The FBI has issued a rare public statement regarding the secret document Rep. Devin Nunes created with the Trump White House to try to derail the Mueller investigation into Trump's Russia ties. Now that the FBI is literally sounding alarms about the danger to national security that this memo poses because of both inaccuracies and how much it could reveal about the intelligence community's operations, Republican leadership has a decision to make: Party or country.
More specifically, House Speaker Paul Ryan has a decision to make. He's got a pretty bad track record so far when it comes to trying to cover up Trump's Russia ties. His performance in Memogate is embedding him deeper in this obstruction/cover up embroglio. That includes covering up the responding memo House Intelligence Committee Democrats have written to counter the Nunes fiction.

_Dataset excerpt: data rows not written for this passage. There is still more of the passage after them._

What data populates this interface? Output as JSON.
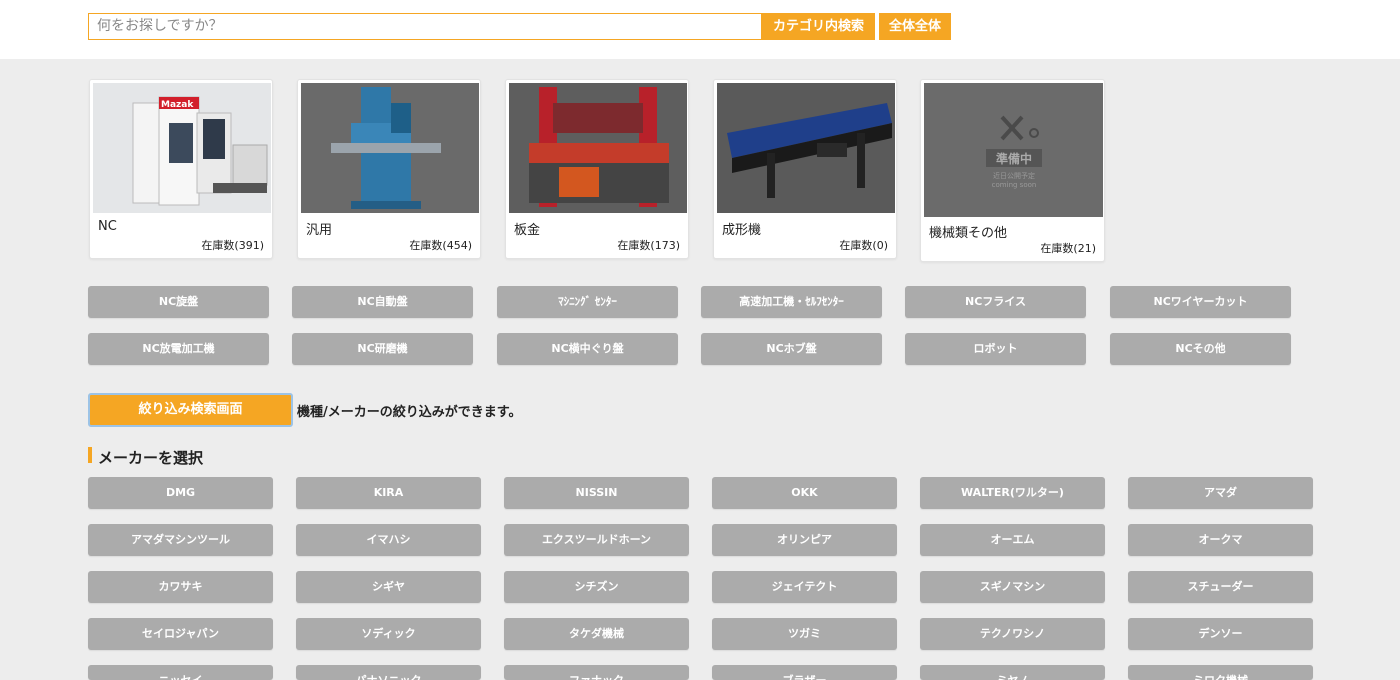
{
  "search": {
    "placeholder": "何をお探しですか？",
    "category_button": "カテゴリ内検索",
    "all_button": "全体全体"
  },
  "categories": [
    {
      "title": "NC",
      "stock": "在庫数(391)"
    },
    {
      "title": "汎用",
      "stock": "在庫数(454)"
    },
    {
      "title": "板金",
      "stock": "在庫数(173)"
    },
    {
      "title": "成形機",
      "stock": "在庫数(0)"
    },
    {
      "title": "機械類その他",
      "stock": "在庫数(21)"
    }
  ],
  "card_image_text": {
    "brand": "Mazak",
    "coming_title": "準備中",
    "coming_sub1": "近日公開予定",
    "coming_sub2": "coming soon"
  },
  "subcategories": [
    "NC旋盤",
    "NC自動盤",
    "ﾏｼﾆﾝｸﾞ ｾﾝﾀｰ",
    "高速加工機・ｾﾙﾌｾﾝﾀｰ",
    "NCフライス",
    "NCワイヤーカット",
    "NC放電加工機",
    "NC研磨機",
    "NC横中ぐり盤",
    "NCホブ盤",
    "ロボット",
    "NCその他"
  ],
  "filter": {
    "button_label": "絞り込み検索画面",
    "description": "機種/メーカーの絞り込みができます。"
  },
  "maker_section": {
    "title": "メーカーを選択",
    "makers": [
      "DMG",
      "KIRA",
      "NISSIN",
      "OKK",
      "WALTER(ワルター)",
      "アマダ",
      "アマダマシンツール",
      "イマハシ",
      "エクスツールドホーン",
      "オリンピア",
      "オーエム",
      "オークマ",
      "カワサキ",
      "シギヤ",
      "シチズン",
      "ジェイテクト",
      "スギノマシン",
      "スチューダー",
      "セイロジャパン",
      "ソディック",
      "タケダ機械",
      "ツガミ",
      "テクノワシノ",
      "デンソー",
      "ニッセイ",
      "パナソニック",
      "ファナック",
      "ブラザー",
      "ミヤノ",
      "ミロク機械"
    ]
  },
  "colors": {
    "accent": "#f5a623",
    "button_grey": "#ababab",
    "background": "#ededed"
  }
}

Asked on Tuesday about why it would not be more appropriate to make both memos public at the same time, Mr. Ryan was evasive. He said the Democratic memo first had to go through a process in which House members outside the Intelligence Committee could read it. Pressed on why the Republican memo should not be held back until that process was done, he said a reporter had asked enough questions.
Mr. Ryan then began remarks he said he had prepared, stressing that he respected the F.B.I. and the Justice Department as important institutions for “keeping the rule of law intact.” But on Monday, Intelligence Committee Republicans signaled a widening attack on both institutions — informing Democrats that the committee has opened an investigation into them, according to Mr. Schiff — as they voted to make their memo public.
"He said a reporter had asked enough questions." No questions allowed on this, which has a lot of echoes in that discussion he had in 2016 with his Republican leadership colleagues. The very suggestion, made half in jest, that Trump might just be in the pay of Putin had Ryan shutting down all discussion. "No leaks!" He admonished. "What's said in the family stays in the family."
Ryan is looking out for "family" with the Nunes memo, as he has been all along.
Now that the the FBI is telling him that there's a potential of danger to the actual nation by releasing this memo, Ryan has a choice to make: fulfill his constitutional oath to protect and defend the nation by using his influence in the White House to squelch the memo, or continue putting the Republican Party first.